Talvez algum leitor estranhe essa alegria, por julgar que a praça esteja péssima pra os taxistas devido à pouca demanda de passageiros, mas não é bem assim. Paizão começa o seu expediente às 4h da tarde e larga à meia-noite, sem preocupações com dinheiro, pois segundo ele, com 80 anos de idade, aposentado, trabalha apenas para evitar ferrugens no cérebro.
-Quando você é o primeiro do dia, eu dou sorte.
-Espero continuar como seu pé de coelho. - brinquei.
-Durmo às 2h da manhã, pois ao chegar em casa, um bom filme para assistir na televisão é sagrado para mim.
-O senhor não me disse um dia que, ao chegar do trabalho, encontra a sua neta com o controle remoto na mão?...
-Pois é, essa criançada de hoje dorme tarde. Na idade da minha neta, eu tinha de ir para cama às 8h da noite.
E voltou-se para mim:
-Você vê criança hoje dormindo antes da 11h da noite, mesmo quanto tem de ir à escola no dia seguinte de manhã cedo?
-Eu não convivo com criança, mas tenho ouvido de amigas, que têm filhos pré-adolescentes, queixas de que a meninada é notívaga.
-Algumas vezes, eu consigo entrar num acordo com minha neta e ficar com a televisão só para mim.
A tranquilidade da sua voz se desfez, como nos concertos em que um motivo bucólico repentinamente é sufocado por uma frase musical agitada. A sua cara era de quem sente o travor de uma fruta que não madurou.
-O que fizeram com essa ruazinha...
-Para ser sincero, pensei que fosse um beco; para mim, só existiam ruas do lado esquerdo da Rua Domingo de Magalhães.
Ouviu-me e prosseguiu com indignação:
-Os traficantes fecharam essa ruazinha, porque passaram a vender drogas nela, devido à UPP que implantaram  na favela do Jacarezinho.
E prosseguiu:
-Por essa ruazinha, eu cortava caminho quando levava e trazia minha mulher do Shopping Nova América para Maria da Graça.

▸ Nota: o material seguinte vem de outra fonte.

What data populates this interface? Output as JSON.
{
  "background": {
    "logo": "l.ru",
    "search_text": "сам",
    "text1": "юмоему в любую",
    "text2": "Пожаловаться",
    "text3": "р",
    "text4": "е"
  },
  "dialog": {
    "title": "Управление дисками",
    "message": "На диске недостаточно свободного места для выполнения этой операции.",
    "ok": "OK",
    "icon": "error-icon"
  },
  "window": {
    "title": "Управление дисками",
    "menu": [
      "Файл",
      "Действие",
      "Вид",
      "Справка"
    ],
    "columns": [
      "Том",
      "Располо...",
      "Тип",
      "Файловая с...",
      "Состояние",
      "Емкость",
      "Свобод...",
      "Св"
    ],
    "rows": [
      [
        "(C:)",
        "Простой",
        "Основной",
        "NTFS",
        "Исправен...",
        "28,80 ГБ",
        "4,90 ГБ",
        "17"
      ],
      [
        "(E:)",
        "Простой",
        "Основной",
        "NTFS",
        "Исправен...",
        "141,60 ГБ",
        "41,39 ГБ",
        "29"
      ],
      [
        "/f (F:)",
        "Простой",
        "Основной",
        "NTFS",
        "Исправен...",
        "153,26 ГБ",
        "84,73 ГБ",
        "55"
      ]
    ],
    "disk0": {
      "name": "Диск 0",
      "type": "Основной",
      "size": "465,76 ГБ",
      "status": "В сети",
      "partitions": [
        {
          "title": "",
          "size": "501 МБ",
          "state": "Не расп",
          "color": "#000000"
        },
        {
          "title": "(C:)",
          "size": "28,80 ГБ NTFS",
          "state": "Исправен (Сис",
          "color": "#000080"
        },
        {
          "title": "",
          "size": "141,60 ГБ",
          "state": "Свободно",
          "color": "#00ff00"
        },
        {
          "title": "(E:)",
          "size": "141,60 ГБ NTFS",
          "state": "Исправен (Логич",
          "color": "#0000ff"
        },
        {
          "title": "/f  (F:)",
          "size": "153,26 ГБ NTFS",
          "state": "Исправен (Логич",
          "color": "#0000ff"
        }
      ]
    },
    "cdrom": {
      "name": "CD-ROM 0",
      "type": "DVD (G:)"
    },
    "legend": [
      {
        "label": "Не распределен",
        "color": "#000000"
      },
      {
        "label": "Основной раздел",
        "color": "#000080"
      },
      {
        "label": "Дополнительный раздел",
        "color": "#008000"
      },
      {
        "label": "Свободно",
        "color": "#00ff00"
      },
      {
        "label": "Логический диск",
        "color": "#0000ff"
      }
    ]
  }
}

-E agora, não pode mais?...
-Esses bandidos fazem o que querem.
E prosseguiu:
-Eu já lhe falei que essa história de UPP surgiu apenas para tirar o topete dos traficantes que estavam deslumbrados demais; a coisa estava muito acintosa. O tráfico de droga prossegue, mais discretamente, porém com a mesma intensidade e com a polícia embolsando a sua parte.
Ao saltar na Modigliani, Paizão me deteve pra declarar que tinha 80 anos de idade, que conhecia muito bem a gente que habita esta cidade.

Gosto do 140, fala mansamente e conduz o seu táxi com a mesma mansuetude.
Depois dos cumprimentos de praxe, reportei-me a ira do Vereador com o fato de o prefeito Eduardo Paes proibir vidros com insulfilm em kombis, vans e táxis.
-Ele é um número. - sorriu.
-Ele era o 184, mas não se referia ao número do táxi do Vereador e sim ao fato de ele expor ideias estrambóticas para a solução dos problemas do Rio de Janeiro.
-O 017 me disse, numa dessas corridas, que há casais que só pedem táxis com insulfilm. - prossegui.
-Eles querem discrição. - interveio.
-E o prefeito quer tudo às claras. - brinquei.
-Parece que o insulfilm 30 continua permitido.
Como eu não entendo das diferentes graduações dessa película, passei a falar de futebol e assim levamos o tempo até a minha chegada em casa.